Planning for Future EHR Changes
During discovery and data exploration with the clinical team, we uncovered the need to restructure how Concierge appointments were tracked in the EHR. While this change couldn’t be implemented before our design deadline, I worked with clinical and our Product Manager to plan how the design will change once Concierge appointments could be accurately represented in the UI.
Final Cross-Functional Alignment
During discovery, I uncovered several cross-department inconsistencies that could have significantly impacted the final design. Within the clinical team, there were differing assumptions about a potential EHR restructuring—specifically whether multiple procedures would eventually be nested under a single appointment. Because this would fundamentally change how appointment data was represented in the UI, we needed clarity before moving forward.
At the same time, marketing and clinical were using different naming conventions for office locations, creating uncertainty around what patients should see in the portal. There were also ongoing conversations about a possible migration to a new EHR, raising broader questions about how stable the current data structures were and whether the design needed to anticipate a future system shift.
Bringing these discussions into a shared forum allowed us to align on what was confirmed, what was speculative, and what could safely move forward—ensuring the feature was built on stable assumptions rather than informal or conflicting narratives.
Solutions
Final Designs
Outcomes
The Appointments experience became one of the first foundational features of the new 10X portal. This required careful coordination across clinical, engineering, and leadership to translate EHR data into a secure patient portal, something patients could comfortably rely on in an interface, a challenge the company had not yet faced at the time.

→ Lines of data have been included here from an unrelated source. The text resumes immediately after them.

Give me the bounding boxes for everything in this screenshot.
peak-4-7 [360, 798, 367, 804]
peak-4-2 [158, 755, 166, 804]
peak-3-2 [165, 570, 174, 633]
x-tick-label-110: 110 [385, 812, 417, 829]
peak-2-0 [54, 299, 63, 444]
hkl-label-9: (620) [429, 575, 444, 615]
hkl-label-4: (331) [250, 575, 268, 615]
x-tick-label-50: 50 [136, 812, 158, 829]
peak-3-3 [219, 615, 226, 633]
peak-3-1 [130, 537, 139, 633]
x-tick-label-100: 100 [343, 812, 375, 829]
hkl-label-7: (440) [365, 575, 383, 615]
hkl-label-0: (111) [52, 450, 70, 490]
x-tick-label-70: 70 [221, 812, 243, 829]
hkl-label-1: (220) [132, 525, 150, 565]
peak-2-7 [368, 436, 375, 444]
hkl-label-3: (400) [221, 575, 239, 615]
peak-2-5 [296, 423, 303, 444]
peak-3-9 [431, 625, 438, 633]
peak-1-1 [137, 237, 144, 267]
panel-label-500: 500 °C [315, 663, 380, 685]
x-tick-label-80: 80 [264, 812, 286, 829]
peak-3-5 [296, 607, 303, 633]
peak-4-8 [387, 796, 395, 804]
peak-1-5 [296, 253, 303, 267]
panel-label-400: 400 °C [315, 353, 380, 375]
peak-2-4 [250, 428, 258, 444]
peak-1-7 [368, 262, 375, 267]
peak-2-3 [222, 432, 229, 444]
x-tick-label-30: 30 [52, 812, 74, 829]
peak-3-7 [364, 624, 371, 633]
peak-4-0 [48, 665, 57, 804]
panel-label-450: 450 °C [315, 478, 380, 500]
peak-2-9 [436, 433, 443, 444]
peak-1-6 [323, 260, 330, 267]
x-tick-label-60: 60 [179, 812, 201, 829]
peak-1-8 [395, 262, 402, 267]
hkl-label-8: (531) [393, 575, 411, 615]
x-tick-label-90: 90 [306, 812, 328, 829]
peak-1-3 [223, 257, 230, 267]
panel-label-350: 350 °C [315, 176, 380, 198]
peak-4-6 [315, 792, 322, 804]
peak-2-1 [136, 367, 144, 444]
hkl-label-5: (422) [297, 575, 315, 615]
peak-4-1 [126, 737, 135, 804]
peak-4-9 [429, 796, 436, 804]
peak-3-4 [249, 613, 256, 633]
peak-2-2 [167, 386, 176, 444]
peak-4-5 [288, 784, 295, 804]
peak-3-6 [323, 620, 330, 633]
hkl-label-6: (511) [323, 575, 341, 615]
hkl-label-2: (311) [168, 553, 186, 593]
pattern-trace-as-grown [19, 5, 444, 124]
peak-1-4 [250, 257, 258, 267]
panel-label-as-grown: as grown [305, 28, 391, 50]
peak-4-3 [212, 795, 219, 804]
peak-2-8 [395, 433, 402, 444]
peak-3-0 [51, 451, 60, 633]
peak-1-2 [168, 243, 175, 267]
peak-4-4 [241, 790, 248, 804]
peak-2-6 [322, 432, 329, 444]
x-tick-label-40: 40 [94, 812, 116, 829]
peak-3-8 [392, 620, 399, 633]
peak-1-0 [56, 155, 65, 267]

The project also encouraged cross-team alignment:
• Clinical adjusted appointment structures to better support digital use
• Marketing and clinical aligned on naming conventions
• Engineering streamlined how appointment data was returned via API
Patients now have a single place to understand their appointments, and teams have clearer internal structures supporting them. This feature also set the groundwork for future portal capabilities that require consistent patient-facing data.